Au niveau des victimes, Furiani était une bombe à retardement. Les familles étaient très exigeantes sur les droits - il ne fallait donc pas attendre que les responsabilités soient pénalement établies et de façon définitive par un jugement - pour enclencher un processus d’aide aux victimes. Ce qui a été fait en Corse est la vitrine de ce qui se fait en matière d’indemnisation des victimes : 90 % des victimes ont été, dans l’année qui a suivi, entièrement indemnisées sur la base de taux préalablement définis. Nous avions constitué un comité de pilotage, un pool d’assureurs, et un fonds était régulièrement abondé en fonction des demandes que nous formulions. Tout cela ne s’est pas fait tout seul. Il a fallu des bonnes volontés et une bonne administration de la justice, c’est-à-dire des juges d’instruction sachant travailler et une chambre d’accusation rendant des décisions rapidement.

Malgré les pressions visant à dépayser l’affaire, le procès s’est déroulé à Bastia. J’ai en effet considéré que si l’on ne jugeait pas cette affaire en Corse, la justice pouvait mettre la clé sous le paillasson. Nous avons donc fait preuve d’innovation : nous avons retransmis le procès en direct, dans toutes les salles d’audience du tribunal, ainsi que dans le théâtre municipal que le maire de Bastia, M. Zuccarelli, avait accepté de nous prêter.

Le procès s’est déroulé de façon exemplaire, à l’exception de quelques braillards clairement manipulés par des organisations ayant tout intérêt à ce que la justice n’avance pas. L’appel a par ailleurs été rendu dans des délais extrêmement raisonnables. Un tel procès démontre le bon fonctionnement de la justice en Corse.

M. le Président. Je vous remercie pour cet exposé liminaire très intéressant.

Nous avons donc le sentiment que sur un territoire relativement restreint, le potentiel des forces de police et de gendarmerie est plus important que ce que nous connaissons sur le continent. Vous nous avez rappelé les résultats satisfaisants en ce qui concerne l’élucidation des délits de droit commun et les difficultés que vous rencontriez s’agissant du nationalisme et du banditisme. Nous ne comprenons pas pourquoi, avec des services de police judiciaire et une justice capables de fonctionner, les délits n’étaient pas élucidés pour une grande part ni pourquoi les sanctions rendues étaient inadaptées. Sans parler de la porosité qui, semble-t-il, était importante, comment expliquez-vous ce paradoxe ?

Par ailleurs, pouvez-vous nous donner votre sentiment sur les rapports qui existaient entre le parquet et le siège ?
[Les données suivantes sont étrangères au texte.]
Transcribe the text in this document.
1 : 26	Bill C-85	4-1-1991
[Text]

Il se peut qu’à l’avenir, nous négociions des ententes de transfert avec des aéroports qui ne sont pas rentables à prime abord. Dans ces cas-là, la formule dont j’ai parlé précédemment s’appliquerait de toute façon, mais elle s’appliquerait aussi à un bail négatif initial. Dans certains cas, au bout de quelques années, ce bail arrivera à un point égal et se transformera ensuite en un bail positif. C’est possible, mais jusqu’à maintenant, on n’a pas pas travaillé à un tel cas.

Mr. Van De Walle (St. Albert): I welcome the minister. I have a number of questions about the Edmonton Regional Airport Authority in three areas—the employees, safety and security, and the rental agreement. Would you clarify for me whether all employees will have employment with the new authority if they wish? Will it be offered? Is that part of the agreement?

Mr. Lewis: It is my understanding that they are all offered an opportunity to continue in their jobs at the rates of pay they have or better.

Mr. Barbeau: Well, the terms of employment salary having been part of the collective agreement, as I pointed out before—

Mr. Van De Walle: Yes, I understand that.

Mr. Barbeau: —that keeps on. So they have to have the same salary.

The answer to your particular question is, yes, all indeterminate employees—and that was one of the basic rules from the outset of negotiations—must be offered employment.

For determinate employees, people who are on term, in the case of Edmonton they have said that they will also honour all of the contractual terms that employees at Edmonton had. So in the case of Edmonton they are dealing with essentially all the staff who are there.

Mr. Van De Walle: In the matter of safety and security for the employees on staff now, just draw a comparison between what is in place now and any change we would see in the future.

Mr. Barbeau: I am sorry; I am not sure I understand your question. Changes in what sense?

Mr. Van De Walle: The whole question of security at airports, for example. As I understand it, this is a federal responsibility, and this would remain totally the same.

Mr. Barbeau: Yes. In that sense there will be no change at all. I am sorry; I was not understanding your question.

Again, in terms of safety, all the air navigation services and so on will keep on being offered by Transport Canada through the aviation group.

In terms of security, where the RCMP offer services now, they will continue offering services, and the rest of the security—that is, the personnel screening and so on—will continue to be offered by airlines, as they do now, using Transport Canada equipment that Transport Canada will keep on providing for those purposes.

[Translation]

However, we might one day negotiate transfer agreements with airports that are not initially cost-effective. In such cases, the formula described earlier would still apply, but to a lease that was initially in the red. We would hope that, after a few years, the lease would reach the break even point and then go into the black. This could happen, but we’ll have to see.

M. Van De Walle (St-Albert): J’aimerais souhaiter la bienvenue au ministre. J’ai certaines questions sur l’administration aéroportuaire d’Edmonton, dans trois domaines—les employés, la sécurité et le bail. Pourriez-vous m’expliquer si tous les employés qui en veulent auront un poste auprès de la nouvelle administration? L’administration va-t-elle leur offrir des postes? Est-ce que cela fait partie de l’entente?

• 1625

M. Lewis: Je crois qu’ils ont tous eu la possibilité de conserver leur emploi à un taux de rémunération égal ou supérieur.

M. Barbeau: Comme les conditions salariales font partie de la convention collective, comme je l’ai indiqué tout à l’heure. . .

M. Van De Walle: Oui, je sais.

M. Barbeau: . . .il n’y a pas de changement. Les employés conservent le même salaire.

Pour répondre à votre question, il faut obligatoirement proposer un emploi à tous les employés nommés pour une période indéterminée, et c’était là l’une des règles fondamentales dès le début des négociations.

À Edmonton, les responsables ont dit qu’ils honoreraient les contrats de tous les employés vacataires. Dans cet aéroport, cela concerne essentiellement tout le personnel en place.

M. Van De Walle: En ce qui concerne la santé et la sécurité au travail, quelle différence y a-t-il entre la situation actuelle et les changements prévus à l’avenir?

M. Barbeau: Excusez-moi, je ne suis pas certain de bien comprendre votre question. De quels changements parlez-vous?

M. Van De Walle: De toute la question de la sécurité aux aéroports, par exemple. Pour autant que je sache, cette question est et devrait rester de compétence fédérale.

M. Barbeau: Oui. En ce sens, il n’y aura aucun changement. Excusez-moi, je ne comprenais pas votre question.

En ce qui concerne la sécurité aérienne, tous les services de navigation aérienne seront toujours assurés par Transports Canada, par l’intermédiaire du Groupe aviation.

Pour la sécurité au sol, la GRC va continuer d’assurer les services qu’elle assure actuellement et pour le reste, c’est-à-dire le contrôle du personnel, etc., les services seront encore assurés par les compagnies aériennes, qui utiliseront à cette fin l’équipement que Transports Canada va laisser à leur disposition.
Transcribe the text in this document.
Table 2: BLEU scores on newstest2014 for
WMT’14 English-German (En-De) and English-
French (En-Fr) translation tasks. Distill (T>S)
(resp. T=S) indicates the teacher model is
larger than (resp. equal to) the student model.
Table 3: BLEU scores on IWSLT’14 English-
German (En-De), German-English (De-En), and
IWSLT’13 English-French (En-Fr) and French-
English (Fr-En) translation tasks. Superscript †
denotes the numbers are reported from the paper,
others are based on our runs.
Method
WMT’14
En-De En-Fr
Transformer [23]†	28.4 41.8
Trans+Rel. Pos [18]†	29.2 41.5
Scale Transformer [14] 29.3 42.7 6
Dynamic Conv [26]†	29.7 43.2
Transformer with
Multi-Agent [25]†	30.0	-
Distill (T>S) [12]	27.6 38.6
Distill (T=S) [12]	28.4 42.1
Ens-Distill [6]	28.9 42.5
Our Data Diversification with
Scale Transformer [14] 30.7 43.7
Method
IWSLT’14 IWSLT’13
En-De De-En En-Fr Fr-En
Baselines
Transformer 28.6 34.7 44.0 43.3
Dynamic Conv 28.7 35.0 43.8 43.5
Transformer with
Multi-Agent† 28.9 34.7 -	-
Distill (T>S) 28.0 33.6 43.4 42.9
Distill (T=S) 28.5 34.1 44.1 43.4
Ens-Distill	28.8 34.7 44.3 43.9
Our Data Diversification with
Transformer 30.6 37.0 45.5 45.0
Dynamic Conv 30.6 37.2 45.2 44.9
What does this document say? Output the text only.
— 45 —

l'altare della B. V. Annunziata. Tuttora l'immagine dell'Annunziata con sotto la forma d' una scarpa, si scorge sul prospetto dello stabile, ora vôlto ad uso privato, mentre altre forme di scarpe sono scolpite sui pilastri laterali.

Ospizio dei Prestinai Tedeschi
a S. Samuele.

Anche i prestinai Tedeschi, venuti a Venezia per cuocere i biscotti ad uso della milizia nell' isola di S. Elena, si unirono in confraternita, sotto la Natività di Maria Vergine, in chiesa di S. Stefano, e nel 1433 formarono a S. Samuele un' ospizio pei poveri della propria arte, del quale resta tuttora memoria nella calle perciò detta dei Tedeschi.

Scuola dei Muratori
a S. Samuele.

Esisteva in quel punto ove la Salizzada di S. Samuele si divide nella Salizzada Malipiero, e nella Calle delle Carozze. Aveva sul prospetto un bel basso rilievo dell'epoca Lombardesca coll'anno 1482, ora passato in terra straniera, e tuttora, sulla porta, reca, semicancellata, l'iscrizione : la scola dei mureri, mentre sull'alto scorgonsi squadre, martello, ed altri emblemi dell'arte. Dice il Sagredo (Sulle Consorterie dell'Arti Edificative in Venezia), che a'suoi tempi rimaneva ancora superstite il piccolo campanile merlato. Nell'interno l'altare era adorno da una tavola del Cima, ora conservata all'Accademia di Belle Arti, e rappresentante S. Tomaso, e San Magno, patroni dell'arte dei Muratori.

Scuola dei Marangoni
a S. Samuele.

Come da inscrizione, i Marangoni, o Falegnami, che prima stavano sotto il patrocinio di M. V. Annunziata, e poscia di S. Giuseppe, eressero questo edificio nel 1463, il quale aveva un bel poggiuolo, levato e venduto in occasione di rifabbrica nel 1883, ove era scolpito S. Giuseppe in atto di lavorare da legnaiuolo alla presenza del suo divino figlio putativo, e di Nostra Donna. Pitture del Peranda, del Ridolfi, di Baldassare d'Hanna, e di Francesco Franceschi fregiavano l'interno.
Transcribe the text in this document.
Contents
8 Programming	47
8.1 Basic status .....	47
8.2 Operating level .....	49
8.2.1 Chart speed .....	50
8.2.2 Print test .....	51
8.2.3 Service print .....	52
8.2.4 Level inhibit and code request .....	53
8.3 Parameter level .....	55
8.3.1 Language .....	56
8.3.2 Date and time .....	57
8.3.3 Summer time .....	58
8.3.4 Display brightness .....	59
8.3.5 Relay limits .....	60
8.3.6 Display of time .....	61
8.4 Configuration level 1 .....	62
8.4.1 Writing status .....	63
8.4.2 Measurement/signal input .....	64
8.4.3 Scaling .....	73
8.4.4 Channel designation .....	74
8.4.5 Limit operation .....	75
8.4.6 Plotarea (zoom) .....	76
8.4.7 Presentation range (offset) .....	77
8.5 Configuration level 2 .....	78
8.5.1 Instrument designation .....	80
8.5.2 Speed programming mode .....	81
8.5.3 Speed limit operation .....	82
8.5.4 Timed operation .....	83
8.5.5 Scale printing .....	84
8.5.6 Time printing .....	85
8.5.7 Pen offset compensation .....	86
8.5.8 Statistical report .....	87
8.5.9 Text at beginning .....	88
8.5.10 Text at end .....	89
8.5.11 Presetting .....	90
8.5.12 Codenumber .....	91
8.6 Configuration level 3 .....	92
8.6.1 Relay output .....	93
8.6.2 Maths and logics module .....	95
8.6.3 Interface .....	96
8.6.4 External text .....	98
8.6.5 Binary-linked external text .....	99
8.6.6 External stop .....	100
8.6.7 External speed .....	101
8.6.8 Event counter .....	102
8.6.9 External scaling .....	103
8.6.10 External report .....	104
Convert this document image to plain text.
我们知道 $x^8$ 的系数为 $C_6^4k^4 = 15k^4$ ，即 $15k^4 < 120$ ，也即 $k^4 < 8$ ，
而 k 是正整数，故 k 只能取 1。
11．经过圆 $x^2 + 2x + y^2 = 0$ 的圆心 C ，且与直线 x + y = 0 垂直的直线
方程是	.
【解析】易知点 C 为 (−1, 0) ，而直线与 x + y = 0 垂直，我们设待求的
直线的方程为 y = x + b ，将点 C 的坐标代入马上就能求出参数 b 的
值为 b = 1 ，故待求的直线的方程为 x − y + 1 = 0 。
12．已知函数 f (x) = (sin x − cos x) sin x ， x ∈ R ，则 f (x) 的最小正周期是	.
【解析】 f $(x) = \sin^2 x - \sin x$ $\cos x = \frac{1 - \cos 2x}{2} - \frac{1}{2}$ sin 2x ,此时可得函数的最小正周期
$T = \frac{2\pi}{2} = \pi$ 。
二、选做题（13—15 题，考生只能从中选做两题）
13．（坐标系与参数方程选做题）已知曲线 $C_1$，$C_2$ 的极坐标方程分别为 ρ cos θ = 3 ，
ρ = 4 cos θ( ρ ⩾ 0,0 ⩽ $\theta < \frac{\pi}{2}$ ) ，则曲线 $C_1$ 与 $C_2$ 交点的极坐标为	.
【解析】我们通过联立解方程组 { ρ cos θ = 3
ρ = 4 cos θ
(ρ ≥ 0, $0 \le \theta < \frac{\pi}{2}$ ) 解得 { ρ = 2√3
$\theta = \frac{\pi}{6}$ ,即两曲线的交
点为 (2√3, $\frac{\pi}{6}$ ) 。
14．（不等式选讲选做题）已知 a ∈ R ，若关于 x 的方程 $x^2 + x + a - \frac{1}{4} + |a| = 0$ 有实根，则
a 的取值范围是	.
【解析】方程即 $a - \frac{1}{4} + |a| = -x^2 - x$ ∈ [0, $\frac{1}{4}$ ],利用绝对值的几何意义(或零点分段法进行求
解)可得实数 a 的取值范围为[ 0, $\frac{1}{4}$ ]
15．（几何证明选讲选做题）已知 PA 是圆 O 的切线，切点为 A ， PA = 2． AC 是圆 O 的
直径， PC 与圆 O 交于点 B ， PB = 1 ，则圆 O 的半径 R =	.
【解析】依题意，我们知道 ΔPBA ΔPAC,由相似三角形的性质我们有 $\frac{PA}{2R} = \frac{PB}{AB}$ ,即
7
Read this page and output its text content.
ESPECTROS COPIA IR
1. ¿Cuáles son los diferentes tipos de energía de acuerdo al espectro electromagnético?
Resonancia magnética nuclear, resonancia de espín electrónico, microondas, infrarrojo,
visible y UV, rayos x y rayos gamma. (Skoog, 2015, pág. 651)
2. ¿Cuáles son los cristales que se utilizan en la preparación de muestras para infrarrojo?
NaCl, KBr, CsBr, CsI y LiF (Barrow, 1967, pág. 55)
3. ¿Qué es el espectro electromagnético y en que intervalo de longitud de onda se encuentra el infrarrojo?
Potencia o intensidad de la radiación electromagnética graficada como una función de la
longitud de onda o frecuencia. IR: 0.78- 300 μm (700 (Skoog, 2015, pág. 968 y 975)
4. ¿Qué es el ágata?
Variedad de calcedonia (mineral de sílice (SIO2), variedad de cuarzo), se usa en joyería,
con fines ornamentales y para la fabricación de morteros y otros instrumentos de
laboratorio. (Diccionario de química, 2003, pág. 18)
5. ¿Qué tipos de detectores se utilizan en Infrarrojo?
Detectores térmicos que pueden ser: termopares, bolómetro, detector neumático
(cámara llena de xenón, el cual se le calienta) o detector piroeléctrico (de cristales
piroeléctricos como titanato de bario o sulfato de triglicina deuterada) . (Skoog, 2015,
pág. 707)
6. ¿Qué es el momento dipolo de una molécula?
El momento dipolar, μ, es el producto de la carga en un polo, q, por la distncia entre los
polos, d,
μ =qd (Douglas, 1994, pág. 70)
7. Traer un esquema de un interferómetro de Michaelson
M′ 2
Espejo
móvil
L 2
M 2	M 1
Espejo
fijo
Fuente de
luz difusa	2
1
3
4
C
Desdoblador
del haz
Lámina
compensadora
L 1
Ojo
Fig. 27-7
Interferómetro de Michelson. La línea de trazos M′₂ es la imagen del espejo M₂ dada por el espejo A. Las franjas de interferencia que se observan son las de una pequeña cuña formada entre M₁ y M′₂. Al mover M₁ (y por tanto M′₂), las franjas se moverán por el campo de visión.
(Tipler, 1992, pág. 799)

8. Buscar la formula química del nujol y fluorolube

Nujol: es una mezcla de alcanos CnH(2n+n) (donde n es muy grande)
M. Christian RAYSSÉGUIER : S’agissant de l’activité des mouvements nationalistes terroristes, ma difficulté première était un déficit majeur d’information : les renseignements généraux ne nous donnaient pratiquement rien, la préfecture de police faisait cavalier seul, et mon administration centrale avait adopté une position que je qualifierai de très attentiste. J’ai eu le sentiment, en Corse, dans l’action judiciaire que je menais et dans la politique pénale que je devais définir, d’être quelquefois très seul.

M. le Rapporteur. Quel que soit le gouvernement en place ?

M. Christian RAYSSÉGUIER : Les premiers mois, j’avais des contacts directs avec le cabinet qui était d’ailleurs doublé par la direction des affaires criminelles, ce qui était très lourd pour la gestion de l’action publique. Durant la deuxième période, je n’ai plus eu de contacts au niveau ministériel, je traitais directement avec le directeur des affaires criminelles. Enfin, durant la troisième période, un processus de dialogue fréquent avec le cabinet s’était réenclenché.

M. le Rapporteur. Le problème corse n’était-il pas entièrement géré par le ministère de l’intérieur ?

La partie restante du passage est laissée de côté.